Bridging TradFi Returns with DeFi Infrastructure
Spiko’s model addresses the European market’s growing need for better cash optimisation. Approximately $25 trillion currently sits idle in European bank deposits. This is in contrast to the US, where businesses commonly place cash in interest-bearing instruments. European SMEs often miss out on returns due to perceived complexity and regulatory fragmentation. Spiko’s infrastructure aims to bridge this gap through tokenised solutions.
By targeting smaller firms typically overlooked by banks, Spiko opens access to treasury markets previously available only to larger institutions. Tokenization allows scalable, low-cost fund management across borders. The startup positions itself as a platform for democratising financial access to sovereign-backed assets.
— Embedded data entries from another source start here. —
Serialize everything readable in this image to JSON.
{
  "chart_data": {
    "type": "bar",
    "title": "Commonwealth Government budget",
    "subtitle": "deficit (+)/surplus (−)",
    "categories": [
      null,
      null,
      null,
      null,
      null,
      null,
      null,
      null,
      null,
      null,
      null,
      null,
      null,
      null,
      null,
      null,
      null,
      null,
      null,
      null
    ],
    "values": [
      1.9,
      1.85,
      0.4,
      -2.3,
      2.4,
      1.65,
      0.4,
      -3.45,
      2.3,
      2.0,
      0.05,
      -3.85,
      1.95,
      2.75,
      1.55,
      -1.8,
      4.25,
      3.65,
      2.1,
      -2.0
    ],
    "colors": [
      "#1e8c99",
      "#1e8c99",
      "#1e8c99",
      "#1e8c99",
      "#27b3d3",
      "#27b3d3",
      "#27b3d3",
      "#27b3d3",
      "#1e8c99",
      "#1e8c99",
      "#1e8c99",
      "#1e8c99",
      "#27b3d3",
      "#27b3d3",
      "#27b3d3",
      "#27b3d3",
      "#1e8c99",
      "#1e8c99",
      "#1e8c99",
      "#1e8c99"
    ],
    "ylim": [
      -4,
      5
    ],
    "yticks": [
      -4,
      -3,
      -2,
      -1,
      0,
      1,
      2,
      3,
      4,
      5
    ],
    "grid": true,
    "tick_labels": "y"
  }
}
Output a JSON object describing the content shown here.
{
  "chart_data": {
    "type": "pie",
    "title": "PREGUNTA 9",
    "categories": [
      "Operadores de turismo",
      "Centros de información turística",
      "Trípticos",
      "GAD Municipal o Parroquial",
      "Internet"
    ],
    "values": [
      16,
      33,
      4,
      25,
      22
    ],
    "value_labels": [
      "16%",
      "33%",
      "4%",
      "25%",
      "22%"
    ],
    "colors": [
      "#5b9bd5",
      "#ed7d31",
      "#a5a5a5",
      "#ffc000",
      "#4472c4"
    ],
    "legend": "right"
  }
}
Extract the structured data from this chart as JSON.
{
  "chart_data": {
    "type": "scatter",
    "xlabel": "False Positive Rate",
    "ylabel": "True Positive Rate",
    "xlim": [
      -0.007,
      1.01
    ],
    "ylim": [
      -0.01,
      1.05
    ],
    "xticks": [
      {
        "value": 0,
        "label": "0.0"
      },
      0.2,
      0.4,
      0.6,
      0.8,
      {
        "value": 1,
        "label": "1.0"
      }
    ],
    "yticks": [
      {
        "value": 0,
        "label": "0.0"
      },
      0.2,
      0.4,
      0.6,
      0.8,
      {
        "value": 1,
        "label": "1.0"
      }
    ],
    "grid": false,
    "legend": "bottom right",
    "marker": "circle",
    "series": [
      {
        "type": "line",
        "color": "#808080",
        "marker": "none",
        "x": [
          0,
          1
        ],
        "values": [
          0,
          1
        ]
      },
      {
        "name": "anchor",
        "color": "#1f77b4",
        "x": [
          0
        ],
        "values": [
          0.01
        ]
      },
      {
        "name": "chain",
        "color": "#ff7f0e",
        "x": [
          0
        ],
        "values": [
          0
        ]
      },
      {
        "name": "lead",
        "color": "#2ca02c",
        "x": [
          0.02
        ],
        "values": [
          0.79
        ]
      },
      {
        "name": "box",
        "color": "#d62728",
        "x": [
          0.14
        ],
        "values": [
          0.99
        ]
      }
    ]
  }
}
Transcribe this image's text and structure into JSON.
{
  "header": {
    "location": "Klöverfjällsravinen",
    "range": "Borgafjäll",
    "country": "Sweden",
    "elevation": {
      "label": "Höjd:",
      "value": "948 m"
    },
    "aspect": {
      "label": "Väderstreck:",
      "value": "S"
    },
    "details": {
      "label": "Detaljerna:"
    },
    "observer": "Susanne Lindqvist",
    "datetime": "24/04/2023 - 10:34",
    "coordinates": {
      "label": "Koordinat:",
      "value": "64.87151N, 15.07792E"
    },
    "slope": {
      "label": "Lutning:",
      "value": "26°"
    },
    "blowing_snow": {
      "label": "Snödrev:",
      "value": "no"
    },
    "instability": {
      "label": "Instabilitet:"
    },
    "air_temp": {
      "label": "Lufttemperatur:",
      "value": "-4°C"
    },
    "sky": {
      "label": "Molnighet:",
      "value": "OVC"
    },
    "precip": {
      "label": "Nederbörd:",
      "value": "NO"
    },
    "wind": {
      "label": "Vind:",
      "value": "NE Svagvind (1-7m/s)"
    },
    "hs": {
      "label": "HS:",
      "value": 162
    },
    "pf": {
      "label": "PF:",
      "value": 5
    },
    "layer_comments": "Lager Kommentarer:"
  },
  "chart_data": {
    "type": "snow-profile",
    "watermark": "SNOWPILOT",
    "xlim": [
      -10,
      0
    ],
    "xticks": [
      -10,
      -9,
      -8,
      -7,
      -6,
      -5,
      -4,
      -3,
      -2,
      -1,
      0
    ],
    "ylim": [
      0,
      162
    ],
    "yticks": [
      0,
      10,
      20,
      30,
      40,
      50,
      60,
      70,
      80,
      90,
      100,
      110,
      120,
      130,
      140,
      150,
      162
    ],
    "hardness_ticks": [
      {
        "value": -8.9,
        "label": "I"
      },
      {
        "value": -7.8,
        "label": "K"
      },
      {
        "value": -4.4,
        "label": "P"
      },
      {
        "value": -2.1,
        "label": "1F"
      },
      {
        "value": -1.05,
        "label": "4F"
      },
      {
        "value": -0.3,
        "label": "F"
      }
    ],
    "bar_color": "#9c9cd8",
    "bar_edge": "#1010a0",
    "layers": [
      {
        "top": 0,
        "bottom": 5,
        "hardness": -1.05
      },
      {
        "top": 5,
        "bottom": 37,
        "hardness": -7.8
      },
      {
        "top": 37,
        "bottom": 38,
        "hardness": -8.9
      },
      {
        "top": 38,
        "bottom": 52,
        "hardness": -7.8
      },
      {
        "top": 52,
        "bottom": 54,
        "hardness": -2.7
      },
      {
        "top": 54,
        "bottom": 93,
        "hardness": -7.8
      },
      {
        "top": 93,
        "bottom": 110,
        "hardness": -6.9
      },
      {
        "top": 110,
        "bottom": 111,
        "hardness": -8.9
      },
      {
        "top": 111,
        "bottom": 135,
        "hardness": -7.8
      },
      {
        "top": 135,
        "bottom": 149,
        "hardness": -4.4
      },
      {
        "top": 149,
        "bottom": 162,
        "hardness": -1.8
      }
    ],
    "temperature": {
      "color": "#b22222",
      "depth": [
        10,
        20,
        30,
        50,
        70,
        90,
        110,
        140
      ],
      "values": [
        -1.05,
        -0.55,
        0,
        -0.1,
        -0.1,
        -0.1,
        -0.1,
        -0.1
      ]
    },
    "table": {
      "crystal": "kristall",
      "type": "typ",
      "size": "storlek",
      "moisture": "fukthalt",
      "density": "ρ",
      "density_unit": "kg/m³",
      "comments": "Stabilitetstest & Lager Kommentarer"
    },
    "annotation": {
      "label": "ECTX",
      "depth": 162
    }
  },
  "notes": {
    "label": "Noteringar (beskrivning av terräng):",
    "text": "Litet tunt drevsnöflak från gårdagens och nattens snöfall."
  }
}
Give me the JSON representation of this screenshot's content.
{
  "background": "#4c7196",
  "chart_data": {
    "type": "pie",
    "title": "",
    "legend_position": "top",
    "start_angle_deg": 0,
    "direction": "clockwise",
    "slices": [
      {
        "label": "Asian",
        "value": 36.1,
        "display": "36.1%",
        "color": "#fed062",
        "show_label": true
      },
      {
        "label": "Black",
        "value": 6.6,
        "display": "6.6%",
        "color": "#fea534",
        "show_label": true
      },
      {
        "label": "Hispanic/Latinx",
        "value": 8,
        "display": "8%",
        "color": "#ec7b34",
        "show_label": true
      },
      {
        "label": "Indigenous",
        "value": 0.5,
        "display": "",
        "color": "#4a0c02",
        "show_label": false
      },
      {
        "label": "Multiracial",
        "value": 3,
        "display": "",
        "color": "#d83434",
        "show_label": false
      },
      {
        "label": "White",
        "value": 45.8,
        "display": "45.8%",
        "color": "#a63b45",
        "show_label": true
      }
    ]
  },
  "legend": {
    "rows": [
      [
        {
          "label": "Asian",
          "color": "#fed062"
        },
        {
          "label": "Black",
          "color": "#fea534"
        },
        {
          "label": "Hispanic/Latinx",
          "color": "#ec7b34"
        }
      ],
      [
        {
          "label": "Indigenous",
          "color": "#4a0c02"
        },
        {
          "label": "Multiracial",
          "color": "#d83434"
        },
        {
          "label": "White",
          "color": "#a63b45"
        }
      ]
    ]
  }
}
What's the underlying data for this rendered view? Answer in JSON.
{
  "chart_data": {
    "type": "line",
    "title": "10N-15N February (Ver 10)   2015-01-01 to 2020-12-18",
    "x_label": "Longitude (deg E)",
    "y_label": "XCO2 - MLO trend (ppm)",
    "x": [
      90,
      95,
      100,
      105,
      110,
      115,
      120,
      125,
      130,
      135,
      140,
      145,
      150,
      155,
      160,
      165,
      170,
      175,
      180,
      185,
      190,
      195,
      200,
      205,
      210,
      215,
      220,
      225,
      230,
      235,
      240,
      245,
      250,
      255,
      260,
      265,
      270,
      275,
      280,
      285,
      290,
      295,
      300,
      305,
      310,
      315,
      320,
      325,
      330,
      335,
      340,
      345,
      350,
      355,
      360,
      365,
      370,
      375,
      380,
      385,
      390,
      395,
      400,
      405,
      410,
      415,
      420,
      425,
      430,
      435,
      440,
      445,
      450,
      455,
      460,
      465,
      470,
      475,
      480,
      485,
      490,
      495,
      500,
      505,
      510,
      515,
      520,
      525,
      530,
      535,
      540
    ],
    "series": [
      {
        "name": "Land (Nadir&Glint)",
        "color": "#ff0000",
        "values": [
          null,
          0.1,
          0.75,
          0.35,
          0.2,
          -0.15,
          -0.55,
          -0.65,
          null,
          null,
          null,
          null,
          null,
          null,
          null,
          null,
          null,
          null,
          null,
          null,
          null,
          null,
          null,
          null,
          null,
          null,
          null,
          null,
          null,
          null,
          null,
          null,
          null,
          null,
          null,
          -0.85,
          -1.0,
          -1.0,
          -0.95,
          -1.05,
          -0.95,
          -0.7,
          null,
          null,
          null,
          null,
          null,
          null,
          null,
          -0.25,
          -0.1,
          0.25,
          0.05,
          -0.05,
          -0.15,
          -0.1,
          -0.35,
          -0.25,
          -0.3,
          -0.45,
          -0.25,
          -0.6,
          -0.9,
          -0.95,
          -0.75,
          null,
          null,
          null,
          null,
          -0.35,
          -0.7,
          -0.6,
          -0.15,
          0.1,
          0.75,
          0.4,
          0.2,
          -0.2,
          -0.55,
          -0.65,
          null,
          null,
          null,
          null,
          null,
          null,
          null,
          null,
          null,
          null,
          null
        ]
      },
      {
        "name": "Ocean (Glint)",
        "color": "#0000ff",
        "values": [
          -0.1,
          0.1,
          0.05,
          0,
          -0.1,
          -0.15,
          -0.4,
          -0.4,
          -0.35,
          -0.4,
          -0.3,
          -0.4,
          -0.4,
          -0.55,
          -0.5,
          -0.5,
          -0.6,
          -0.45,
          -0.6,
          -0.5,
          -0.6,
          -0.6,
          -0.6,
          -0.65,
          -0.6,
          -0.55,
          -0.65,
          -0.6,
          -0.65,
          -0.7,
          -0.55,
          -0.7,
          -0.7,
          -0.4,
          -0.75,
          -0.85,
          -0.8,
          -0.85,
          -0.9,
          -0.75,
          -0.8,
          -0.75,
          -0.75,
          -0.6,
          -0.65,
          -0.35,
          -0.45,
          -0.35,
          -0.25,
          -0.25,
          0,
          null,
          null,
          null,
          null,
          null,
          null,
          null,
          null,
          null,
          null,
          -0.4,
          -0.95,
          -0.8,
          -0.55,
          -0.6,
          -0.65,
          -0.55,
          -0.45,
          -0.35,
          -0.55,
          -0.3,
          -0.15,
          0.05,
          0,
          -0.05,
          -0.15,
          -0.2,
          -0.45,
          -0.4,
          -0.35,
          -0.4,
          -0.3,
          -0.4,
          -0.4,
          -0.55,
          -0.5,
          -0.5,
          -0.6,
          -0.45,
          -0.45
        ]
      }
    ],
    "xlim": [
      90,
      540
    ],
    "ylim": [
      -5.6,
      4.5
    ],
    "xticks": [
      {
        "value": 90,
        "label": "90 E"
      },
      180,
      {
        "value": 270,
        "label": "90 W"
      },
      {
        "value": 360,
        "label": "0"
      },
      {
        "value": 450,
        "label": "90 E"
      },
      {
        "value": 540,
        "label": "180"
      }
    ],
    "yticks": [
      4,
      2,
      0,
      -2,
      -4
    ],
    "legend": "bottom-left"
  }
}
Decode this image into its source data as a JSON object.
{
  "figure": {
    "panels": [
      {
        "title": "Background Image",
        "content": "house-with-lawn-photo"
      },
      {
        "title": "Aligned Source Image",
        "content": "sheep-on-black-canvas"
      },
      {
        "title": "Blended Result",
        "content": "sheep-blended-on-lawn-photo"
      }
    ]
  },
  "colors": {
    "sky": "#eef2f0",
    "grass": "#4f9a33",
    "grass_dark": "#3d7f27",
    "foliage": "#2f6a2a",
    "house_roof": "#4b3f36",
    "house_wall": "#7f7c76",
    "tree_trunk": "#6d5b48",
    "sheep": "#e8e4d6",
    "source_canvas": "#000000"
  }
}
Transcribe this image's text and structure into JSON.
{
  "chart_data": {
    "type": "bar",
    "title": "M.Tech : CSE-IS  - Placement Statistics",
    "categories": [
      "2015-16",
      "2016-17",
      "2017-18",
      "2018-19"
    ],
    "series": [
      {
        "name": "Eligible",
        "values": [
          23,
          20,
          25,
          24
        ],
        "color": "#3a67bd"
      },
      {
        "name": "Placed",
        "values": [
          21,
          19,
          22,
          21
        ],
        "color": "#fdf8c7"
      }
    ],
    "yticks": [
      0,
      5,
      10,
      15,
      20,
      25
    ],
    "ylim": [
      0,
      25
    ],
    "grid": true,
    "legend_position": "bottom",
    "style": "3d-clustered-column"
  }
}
As central bank rates remain above zero, the incentive for SMEs to pursue yield-bearing options continues to rise.
Spiko’s system integrates blockchain-based token issuance and stablecoin payments into a cohesive fund management platform. This enables seamless asset transfer and custody functions without relying on intermediaries. Clients benefit from reduced friction and increased transparency while retaining liquidity. These capabilities align with broader DeFi trends focused on open, programmable financial services.
Related: Robinhood Stock Tokens Block DeFi, Enable CeFi Compliance
Future Outlook and Regulatory Considerations
The recent funding round enables Spiko to accelerate its market entry and refine its product suite. It will focus on expanding distribution channels and deepening integration with financial partners. The company also plans to invest in technology development to enhance user experience and compliance frameworks.
Nevertheless, due to the convergence between TradFi and DeFi, there exists a possibility of regulatory pressure. A stablecoin may be considered a potential target for cross-border transfers by financial authorities. Additionally, the use of tokenized assets introduces security and custody concerns. Short-term performance could also be affected by the volatility of the market, even though the building blocks are low-risk.
The model propagated by Spiko is coming at a time when financial institutions are considering a hybrid infrastructure. It represents a new approach, utilizing blockchain-based programmability in conjunction with exposure to reliable sovereign debt. If carried out effectively, it would become a blueprint for future financial innovation. Nevertheless, it is still hard to predict what the reaction of regulators and legacy institutions will be to that type of disruption.